The mulch will cover the soil reducing erosion from the wind and rain and will be broken down over time by worms and microbes in the soil which release more nutrients into the soil.
Maximizing Biodiversity
Biodiversity in the soil means lots of soil life; more worms and microbes. Growing cover crops and using no-till gardening methods helps to attract life into the soil.
Worms will come to breakdown materials which are placed on the soil or are dug into the soil. Lasagna gardening or sheet mulching lets nature do the hard work of digging for you. Making a raised garden bed using sheet mulching methods takes about an hour if you have the materials available and are some of the most productive garden beds and for such little work!

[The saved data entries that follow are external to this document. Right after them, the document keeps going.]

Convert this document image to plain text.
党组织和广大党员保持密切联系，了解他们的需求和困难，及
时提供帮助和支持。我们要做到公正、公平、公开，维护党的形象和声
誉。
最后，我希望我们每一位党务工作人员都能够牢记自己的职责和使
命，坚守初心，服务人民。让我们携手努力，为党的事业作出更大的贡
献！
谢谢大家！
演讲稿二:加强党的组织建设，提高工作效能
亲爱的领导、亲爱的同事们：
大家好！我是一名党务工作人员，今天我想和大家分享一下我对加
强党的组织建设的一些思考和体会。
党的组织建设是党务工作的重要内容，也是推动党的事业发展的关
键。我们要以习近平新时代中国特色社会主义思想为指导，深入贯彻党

Biodiversity isn’t limited to in the soil either, growing a variety of plants together is called polyculture. Sometimes the plants have benefits which help other plants to grow. The most well known example of this is the three sisters gardening of corn, squash and beans where the corn provides trellis for the beans, the squash shades the ground with its leaves retaining moisture and keeping weeds out and the beans provide nitrogen for the corn and squash.
Sowing a soil building cover crop mix will contain a mixture of grasses or grains and legumes which pull up different nutrients from different levels of the soil releasing more nutrients for your veggies to use. Cover crops also attract beneficial insects if they are allowed to flower before they are cut and turned under or dig into the soil.
In case you were wondering, you can use cover crops in tall raised beds too. They also provide green material to add to your compost heap and keep the soil covered.
Minimizing Soil Disturbance
Soil disturbance means tilling and compaction of the soil. Opting for a no-till or low till garden will provide habitat for soil life very quickly. For instance, a low till garden would be where you till a little bit such as digging in your cover crop.
Some soils, like clay really benefit from being dug over in fall. As you are digging, add some straw and well rotted compost. The straw and the freeze-thaw action of the water helps to break apart big lumps of clay soil. Sowing radishes as a cover crop can also help to break up hard clay soils.
Sheet mulching garden beds cover the soil with mulch. Therefore protecting it from erosion and provide a food source for worms and soil microbes. Worms and soil microbes benefit your plants. In other words, they help them grow bigger and better. You can sheet mulch beds with cardboard, newspaper, fallen leaves, straw and compost.
Growing in raised beds is the easiest way to avoid compaction of the soil. The beds and pathways are clearly defined in the garden.
If you need to walk on the in-ground garden beds, use a plank of wood/board to walk on. This will distribute the weight over an area and reduce the compaction.
Summary
Get a soil test done to hone in on the nutrients your soil needs. Therefore, once you know what your soil needs, you can add organic amendments.
If you feel that you are running out of time and who doesn’t at this time of year? Improve soil for gardening by adding 2-3 inches of well rotted compost. Then cover the soil with mulch or a cover crop to protect it from erosion by the wind and rain.